On the airplane, Carmen gives up on her iPhone while admiring the speed of her seat-mate's phone as he plays a game on his Galaxy S9. And in the pouring rain, she inadvertently steals another customer's ride because her phone won't load her app fast enough to identify which car has come to fetch her. 

Soaked to the bone, but now in the right vehicle, poor Carmen tells her driver to head downtown, while she waits for her maps to load up and pinpoint the exact address. 

Running out of patience, and being goaded by her mother through text, Carmen dashes through the raindrops into an "Apple" store to fix her slowness issue, where a customer service rep tells her she can turn off the performance management software -- at the expense of having the battery throttled. 

samsung-ad-iphone-speed

We feel her pain. Who hasn't been this person?

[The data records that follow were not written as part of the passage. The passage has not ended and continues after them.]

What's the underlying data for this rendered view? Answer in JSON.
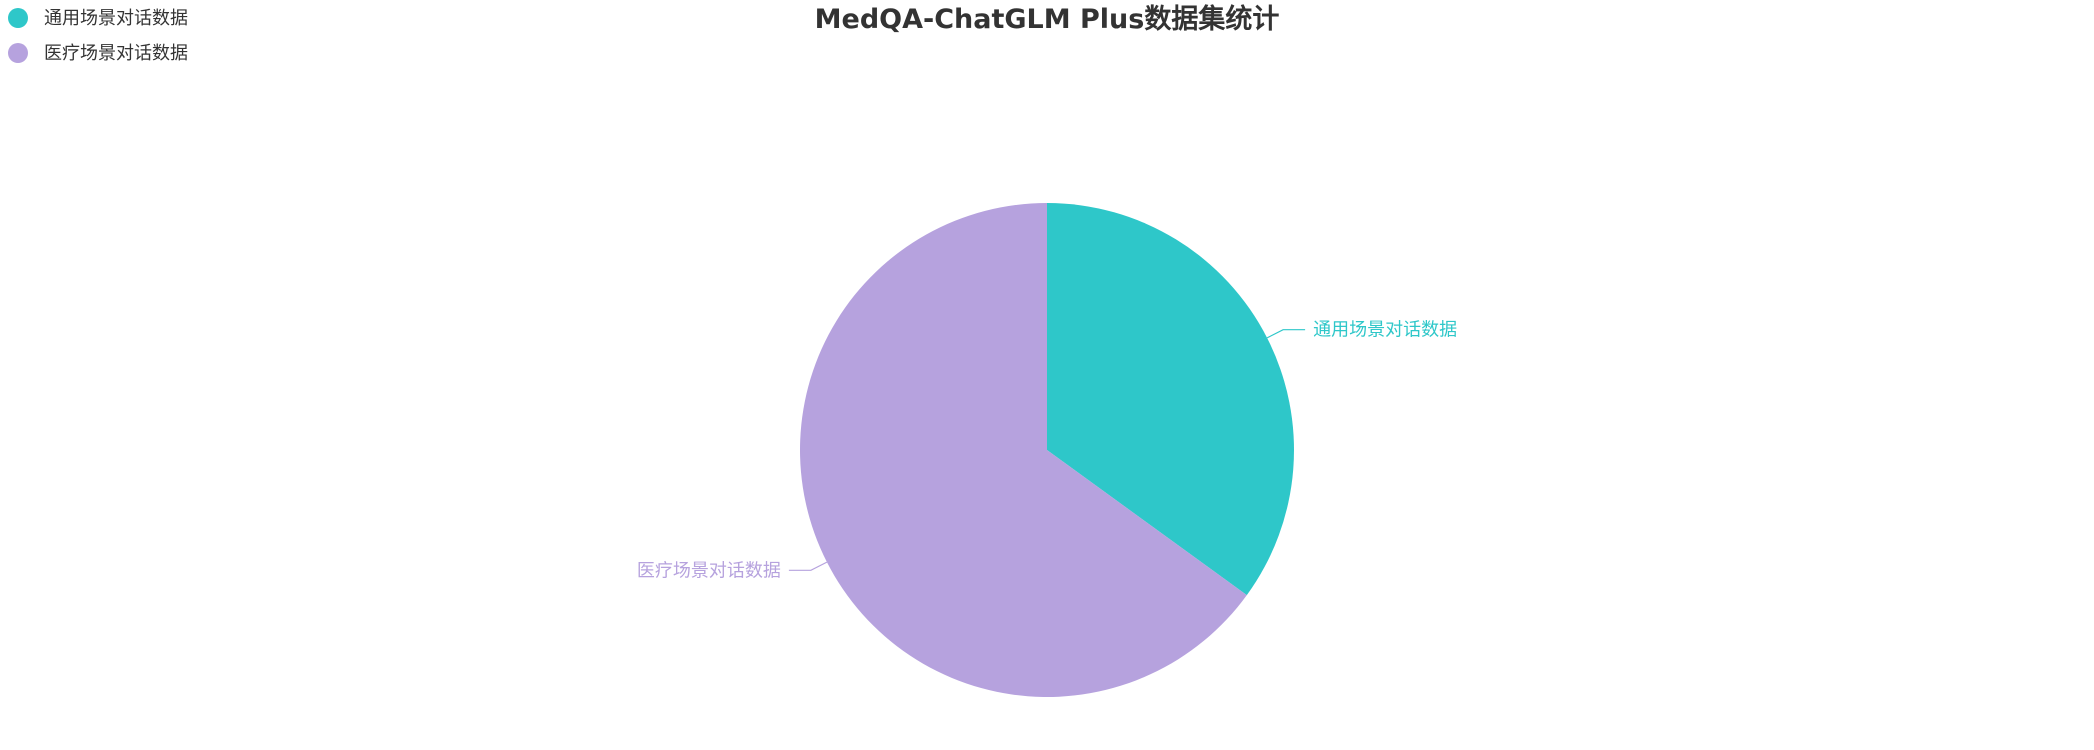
{
  "chart_data": {
    "type": "pie",
    "title": "MedQA-ChatGLM Plus数据集统计",
    "legend_position": "top-left",
    "slices": [
      {
        "name": "通用场景对话数据",
        "value": 35,
        "color": "#2EC7C9"
      },
      {
        "name": "医疗场景对话数据",
        "value": 65,
        "color": "#B6A2DE"
      }
    ]
  }
}
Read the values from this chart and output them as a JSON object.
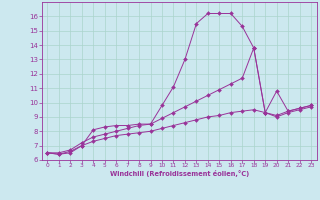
{
  "xlabel": "Windchill (Refroidissement éolien,°C)",
  "background_color": "#cce8ef",
  "grid_color": "#aad4cc",
  "line_color": "#993399",
  "xlim": [
    -0.5,
    23.5
  ],
  "ylim": [
    6,
    17
  ],
  "xticks": [
    0,
    1,
    2,
    3,
    4,
    5,
    6,
    7,
    8,
    9,
    10,
    11,
    12,
    13,
    14,
    15,
    16,
    17,
    18,
    19,
    20,
    21,
    22,
    23
  ],
  "yticks": [
    6,
    7,
    8,
    9,
    10,
    11,
    12,
    13,
    14,
    15,
    16
  ],
  "series": [
    {
      "x": [
        0,
        1,
        2,
        3,
        4,
        5,
        6,
        7,
        8,
        9,
        10,
        11,
        12,
        13,
        14,
        15,
        16,
        17,
        18
      ],
      "y": [
        6.5,
        6.4,
        6.5,
        7.0,
        8.1,
        8.3,
        8.4,
        8.4,
        8.5,
        8.5,
        9.8,
        11.1,
        13.0,
        15.5,
        16.2,
        16.2,
        16.2,
        15.3,
        13.8
      ]
    },
    {
      "x": [
        18,
        19,
        20,
        21,
        22,
        23
      ],
      "y": [
        13.8,
        9.3,
        10.8,
        9.4,
        9.6,
        9.8
      ]
    },
    {
      "x": [
        0,
        1,
        2,
        3,
        4,
        5,
        6,
        7,
        8,
        9,
        10,
        11,
        12,
        13,
        14,
        15,
        16,
        17,
        18,
        19,
        20,
        21,
        22,
        23
      ],
      "y": [
        6.5,
        6.5,
        6.7,
        7.2,
        7.6,
        7.8,
        8.0,
        8.2,
        8.4,
        8.5,
        8.9,
        9.3,
        9.7,
        10.1,
        10.5,
        10.9,
        11.3,
        11.7,
        13.8,
        9.3,
        9.1,
        9.4,
        9.6,
        9.8
      ]
    },
    {
      "x": [
        0,
        1,
        2,
        3,
        4,
        5,
        6,
        7,
        8,
        9,
        10,
        11,
        12,
        13,
        14,
        15,
        16,
        17,
        18,
        19,
        20,
        21,
        22,
        23
      ],
      "y": [
        6.5,
        6.4,
        6.6,
        7.0,
        7.3,
        7.5,
        7.7,
        7.8,
        7.9,
        8.0,
        8.2,
        8.4,
        8.6,
        8.8,
        9.0,
        9.1,
        9.3,
        9.4,
        9.5,
        9.3,
        9.0,
        9.3,
        9.5,
        9.7
      ]
    }
  ]
}
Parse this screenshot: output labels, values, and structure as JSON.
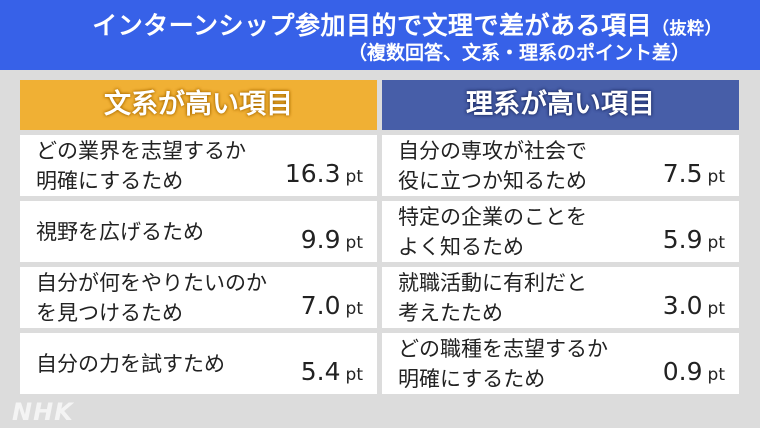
{
  "header": {
    "title": "インターンシップ参加目的で文理で差がある項目",
    "title_note": "（抜粋）",
    "subtitle": "（複数回答、文系・理系のポイント差）",
    "background_color": "#3761e8"
  },
  "columns": [
    {
      "heading": "文系が高い項目",
      "color": "#f0b034",
      "items": [
        {
          "label": "どの業界を志望するか\n明確にするため",
          "value": "16.3",
          "unit": "pt"
        },
        {
          "label": "視野を広げるため",
          "value": "9.9",
          "unit": "pt"
        },
        {
          "label": "自分が何をやりたいのか\nを見つけるため",
          "value": "7.0",
          "unit": "pt"
        },
        {
          "label": "自分の力を試すため",
          "value": "5.4",
          "unit": "pt"
        }
      ]
    },
    {
      "heading": "理系が高い項目",
      "color": "#475ea8",
      "items": [
        {
          "label": "自分の専攻が社会で\n役に立つか知るため",
          "value": "7.5",
          "unit": "pt"
        },
        {
          "label": "特定の企業のことを\nよく知るため",
          "value": "5.9",
          "unit": "pt"
        },
        {
          "label": "就職活動に有利だと\n考えたため",
          "value": "3.0",
          "unit": "pt"
        },
        {
          "label": "どの職種を志望するか\n明確にするため",
          "value": "0.9",
          "unit": "pt"
        }
      ]
    }
  ],
  "logo": "NHK"
}
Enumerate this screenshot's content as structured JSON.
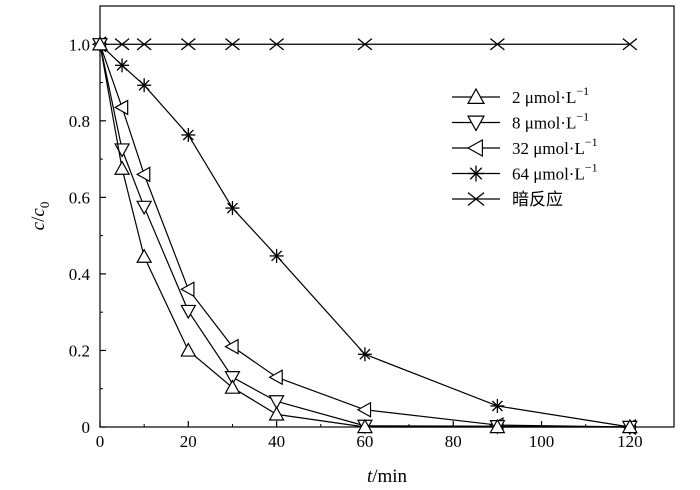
{
  "chart_data": {
    "type": "line",
    "title": "",
    "xlabel_italic": "t",
    "xlabel_rest": "/min",
    "ylabel_italic_c": "c",
    "ylabel_slash": "/",
    "ylabel_italic_c0": "c",
    "ylabel_sub": "0",
    "xlim": [
      0,
      130
    ],
    "ylim": [
      0,
      1.1
    ],
    "xticks": [
      0,
      20,
      40,
      60,
      80,
      100,
      120
    ],
    "xtick_labels": [
      "0",
      "20",
      "40",
      "60",
      "80",
      "100",
      "120"
    ],
    "yticks": [
      0,
      0.2,
      0.4,
      0.6,
      0.8,
      1.0
    ],
    "ytick_labels": [
      "0",
      "0.2",
      "0.4",
      "0.6",
      "0.8",
      "1.0"
    ],
    "grid": false,
    "legend_position": "right",
    "series": [
      {
        "name": "2 μmol·L",
        "name_sup": "−1",
        "marker": "triangle-up",
        "x": [
          0,
          5,
          10,
          20,
          30,
          40,
          60,
          90,
          120
        ],
        "y": [
          1.0,
          0.675,
          0.445,
          0.2,
          0.103,
          0.033,
          0.0,
          0.0,
          0.0
        ]
      },
      {
        "name": "8 μmol·L",
        "name_sup": "−1",
        "marker": "triangle-down",
        "x": [
          0,
          5,
          10,
          20,
          30,
          40,
          60,
          90,
          120
        ],
        "y": [
          1.0,
          0.725,
          0.575,
          0.303,
          0.13,
          0.067,
          0.003,
          0.002,
          0.0
        ]
      },
      {
        "name": "32 μmol·L",
        "name_sup": "−1",
        "marker": "triangle-left",
        "x": [
          0,
          5,
          10,
          20,
          30,
          40,
          60,
          90,
          120
        ],
        "y": [
          1.0,
          0.835,
          0.66,
          0.36,
          0.21,
          0.13,
          0.045,
          0.005,
          0.0
        ]
      },
      {
        "name": "64 μmol·L",
        "name_sup": "−1",
        "marker": "asterisk",
        "x": [
          0,
          5,
          10,
          20,
          30,
          40,
          60,
          90,
          120
        ],
        "y": [
          1.0,
          0.945,
          0.893,
          0.763,
          0.572,
          0.447,
          0.19,
          0.055,
          0.0
        ]
      },
      {
        "name": "暗反应",
        "name_sup": "",
        "marker": "x",
        "x": [
          0,
          5,
          10,
          20,
          30,
          40,
          60,
          90,
          120
        ],
        "y": [
          1.0,
          1.0,
          1.0,
          1.0,
          1.0,
          1.0,
          1.0,
          1.0,
          1.0
        ]
      }
    ]
  }
}
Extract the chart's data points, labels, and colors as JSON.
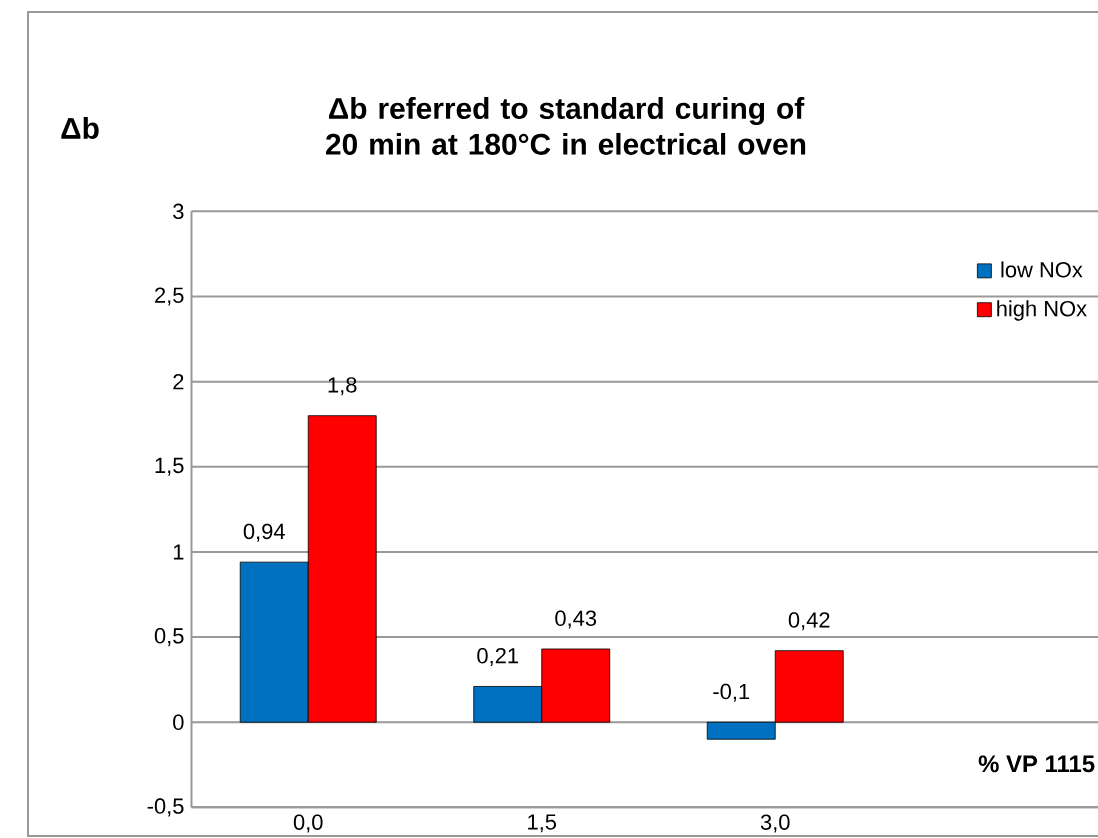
{
  "chart_data": {
    "type": "bar",
    "title": "Δb referred to standard curing of 20 min at 180°C in electrical oven",
    "ylabel": "Δb",
    "xlabel": "% VP 1115",
    "categories": [
      "0,0",
      "1,5",
      "3,0"
    ],
    "series": [
      {
        "name": "low NOx",
        "color": "#0070c0",
        "values": [
          0.94,
          0.21,
          -0.1
        ],
        "value_labels": [
          "0,94",
          "0,21",
          "-0,1"
        ]
      },
      {
        "name": "high NOx",
        "color": "#ff0000",
        "values": [
          1.8,
          0.43,
          0.42
        ],
        "value_labels": [
          "1,8",
          "0,43",
          "0,42"
        ]
      }
    ],
    "ylim": [
      -0.5,
      3
    ],
    "yticks": [
      {
        "value": -0.5,
        "label": "-0,5"
      },
      0,
      {
        "value": 0.5,
        "label": "0,5"
      },
      1,
      {
        "value": 1.5,
        "label": "1,5"
      },
      2,
      {
        "value": 2.5,
        "label": "2,5"
      },
      3
    ],
    "grid": "y",
    "legend": "top right"
  }
}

Screenshot by Jessica Dolcourt/CNET

Outside the store, a man and child, both with haircuts resembling the iPhone X notch design, stare out eerily, blankly, into the camera. You can almost see Carmen recoil. In the end, she's warm, dry and happily relaxing on a couch, unboxing her new purple Galaxy S9 Plus .

It's a clever, compelling ad as far as these things go, if it weren't for the puzzling fact that Samsung compares its modern device with an iPhone 6 that's nearly 4 years old. Please; any modern phone would be an upgrade, and this particular comparison between the superspeedy, superpricey Galaxy S9 and the old, small iPhone 6 is like Goliath kicking around David's scrawnier kid bother. 

I can see where Samsung's ad agency was going with this: The iPhone in question runs iOS 11.2.6, an OS optimized for newer devices, which helps explains why Carmen's phone is so slow, besides the obviously older tech. The Galaxy S9 has impressed her in her travels and she has no desire to continue as an iPhone clone (cue the creepy kid and dad with the notched iPhone X haircut).

To hammer home the point of the Galaxy S9 as a speed demon, the company released test results from Ookla, a speed test app for phones and the web, that shows the Galaxy S9 blowing by most other phones by double-digit percentage speeds, on the US' four major networks -- including the iPhone X and Galaxy Note 8 phones. 

gs9-downloadspeeds

Click to enlarge.

Samsung/Ookla

We don't have much insight into Ookla's methodology, except that these figures represent mean download speeds on a 4G network. Why didn't Samsung's commercial just lead with that? We may never know.

Samsung's anti-iPhone ad launches a day before the Galaxy S9 and S9 Plus with 128GB and 256GB storage options go on sale(May 18). The "regular" S9s have 64GB of storage for your photos and video. You know, if you're feeling especially inspired.

Updated at 6:37am PT to correct the sale date of the 128GB and 256GB models.